Arts Festival Review: The Holy Sinner
The Holy SinnerReviewed by Lyndon Hood
The Holy Sinner
10 - 13 March
2 hours 30 minutes
The Holy Sinner is spectacular. It is theatre produced on a scale at or beyond that usually associated with opera or musicals. Inside Out's Marie Adams and Mike Mizrahi have spent the last decade making large-scale public and corporate performance and the show is full of that spirit. Full-stage video projection, pyrotechnics, 3D sound, light shows, grand movements of people through space (the large ensemble cast is kept very busy) and huge, mobile pieces of set all contibute to produce images on a truly epic scale.
Some of these images help move on the action - as in a beautifully realised, if hollywood-style, medieval war scene. Others amplify the emotional situation, as in the movement sequence where the newborn twins weave around and cling to each other as they will through life. But many seem to do little except take up more time.
The biggest problem with The Holy Sinner was that everything took too long.
Whether due to the sheer logistics of shifting and re-costuming actors, or over-indulgence, or simply to cueing problems, it seemed as if each grand new visual idea outstayed its welcome. These might have been dramatic in themselves set up in a warehouse or outdoors with all the technical bones showing - here, behind the poscenium arch of the Opera House, we saw it, took it in, and then started waiting for the action to resume.
Even the most appropriate and imaginative stage images - such as a physically spinning room at the highest moment of emotional turmoil - went on too long.
The actual plot could be summarised in a few paragraphs - and the first half was what might normally be considered the prologue (the opening sequences were in fact the most boring, which left the production with a lot of sympathy to rebuild). Even if we add in all the different pieces of spectacle, not a lot happened.

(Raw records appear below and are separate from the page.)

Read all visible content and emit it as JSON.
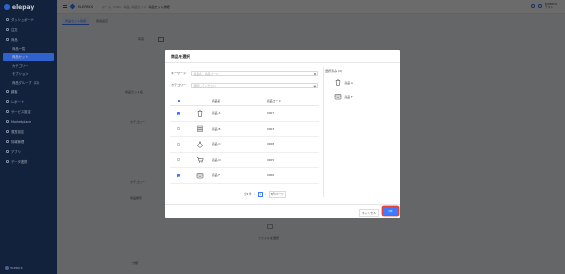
{
  "app": {
    "logo_text": "elepay",
    "store_name": "ELEPAY.S"
  },
  "breadcrumb": [
    "ホーム",
    "Ichibr",
    "商品",
    "商品セット",
    "商品セット詳細"
  ],
  "user": {
    "line1": "ELEPAY.S",
    "line2": "テスト"
  },
  "sidebar": {
    "items": [
      {
        "label": "ダッシュボード"
      },
      {
        "label": "注文"
      },
      {
        "label": "商品"
      },
      {
        "label": "商品一覧",
        "sub": true
      },
      {
        "label": "商品セット",
        "sub": true,
        "active": true
      },
      {
        "label": "カテゴリー",
        "sub": true
      },
      {
        "label": "モプション",
        "sub": true
      },
      {
        "label": "商品グループ（ロ）",
        "sub": true
      },
      {
        "label": "顧客"
      },
      {
        "label": "レポート"
      },
      {
        "label": "サービス設定"
      },
      {
        "label": "Marketplace"
      },
      {
        "label": "運営設定"
      },
      {
        "label": "情報管理"
      },
      {
        "label": "アプリ"
      },
      {
        "label": "データ連携"
      }
    ],
    "footer": "ELEPAY.S"
  },
  "page": {
    "tabs": [
      {
        "label": "商品セット情報",
        "active": true
      },
      {
        "label": "関連設定"
      }
    ],
    "bg_labels": [
      "写真",
      "商品セット名",
      "カテゴリー",
      "カテゴリー",
      "商品順序",
      "分類"
    ],
    "bg_upload_text": "ファイルを選択"
  },
  "modal": {
    "title": "商品を選択",
    "keyword_label": "キーワード",
    "keyword_placeholder": "商品名、商品コード",
    "category_label": "カテゴリー",
    "category_placeholder": "選択してください",
    "columns": {
      "name": "商品名",
      "code": "商品コード"
    },
    "rows": [
      {
        "name": "商品 A",
        "code": "0007",
        "checked": true,
        "icon": "bucket-icon"
      },
      {
        "name": "商品 B",
        "code": "0003",
        "checked": false,
        "icon": "stack-icon"
      },
      {
        "name": "商品 C",
        "code": "0008",
        "checked": false,
        "icon": "bag-icon"
      },
      {
        "name": "商品 D",
        "code": "0005",
        "checked": false,
        "icon": "cart-icon"
      },
      {
        "name": "商品 F",
        "code": "0006",
        "checked": true,
        "icon": "box-icon"
      }
    ],
    "pager": {
      "total": "全6 件",
      "current": "1",
      "size": "5件/ページ"
    },
    "selected_title": "選択済み (2)",
    "selected": [
      {
        "name": "商品 A",
        "icon": "bucket-icon"
      },
      {
        "name": "商品 F",
        "icon": "box-icon"
      }
    ],
    "cancel_label": "キャンセル",
    "ok_label": "OK"
  }
}
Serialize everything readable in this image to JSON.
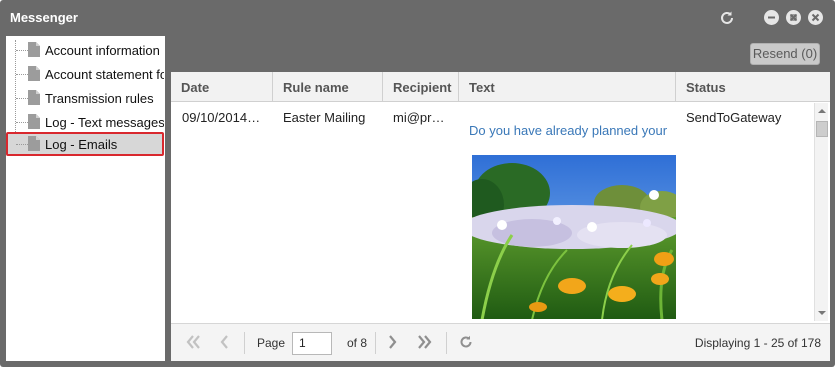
{
  "window": {
    "title": "Messenger"
  },
  "sidebar": {
    "items": [
      {
        "label": "Account information"
      },
      {
        "label": "Account statement for"
      },
      {
        "label": "Transmission rules"
      },
      {
        "label": "Log - Text messages"
      },
      {
        "label": "Log - Emails",
        "selected": true
      }
    ]
  },
  "toolbar": {
    "resend_label": "Resend (0)"
  },
  "grid": {
    "columns": [
      "Date",
      "Rule name",
      "Recipient",
      "Text",
      "Status"
    ],
    "rows": [
      {
        "date": "09/10/2014…",
        "rule_name": "Easter Mailing",
        "recipient": "mi@pr…",
        "text": "Do you have already planned your",
        "status": "SendToGateway"
      }
    ]
  },
  "pager": {
    "page_label": "Page",
    "page_value": "1",
    "of_label": "of 8",
    "display_text": "Displaying 1 - 25 of 178"
  },
  "colors": {
    "window_bg": "#6a6a6a",
    "selection_border": "#d9282e",
    "link_text": "#3a78b8"
  }
}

In this context, it becomes difficult to enjoy the production as a whole, to connect up the characters and the emotions, or even get a clear sense of what the point of the whole thing is. Any gains made, as from a particularly stong image or the engagingly earthy appearances of Madeleine Sami as a maid/narrator, are quickly lost.
Another issue is to do with repitition. Sometimes images are reincorporated in a way that works - the powerful abstraction of the weight of sin as a huge physical ball and chain bearing down on the two incestuous sinners is powerful the first time and is invoked again when the situation recurs. On the other hand, the sequences depicting the sinning in question are almost identical, down to the music, the special effects and if not the characters then the actors. Having seen it once, we do not get much more out of seeing it again.
The soundtrack - tending to intense, driving electronic compositions - reflected these problems in that it was ulitmately based in repetition. A few more actual tunes may have done a lot for the whole production.
The Holy Sinner is based on Thomas Mann's novel, which retells a 12th-century story of sin and redemption. Mann's book is regarded as having layers reflecting on things such as modern Europe - this production seems most interested in the tale. Using the old epic as a frame for spectacle after spectacle, it shows a few signs of an exuberant approach to storytelling where one will happily throw anything into the mix, however incongruous, if it enhances the story or the audience's enjoyment. It would be in that context that, if we felt the final spectacle to be lacking (it wasn't), the desicion to "bring on the marching girls" - literally - might have made sense.
But because the dramatic and structural sides of the show do not seem to have come together - the production might have benefitted from a opening run in the provinces that NZ isn't really set up to provide - the whole thing was visually impressive without really being entertaining.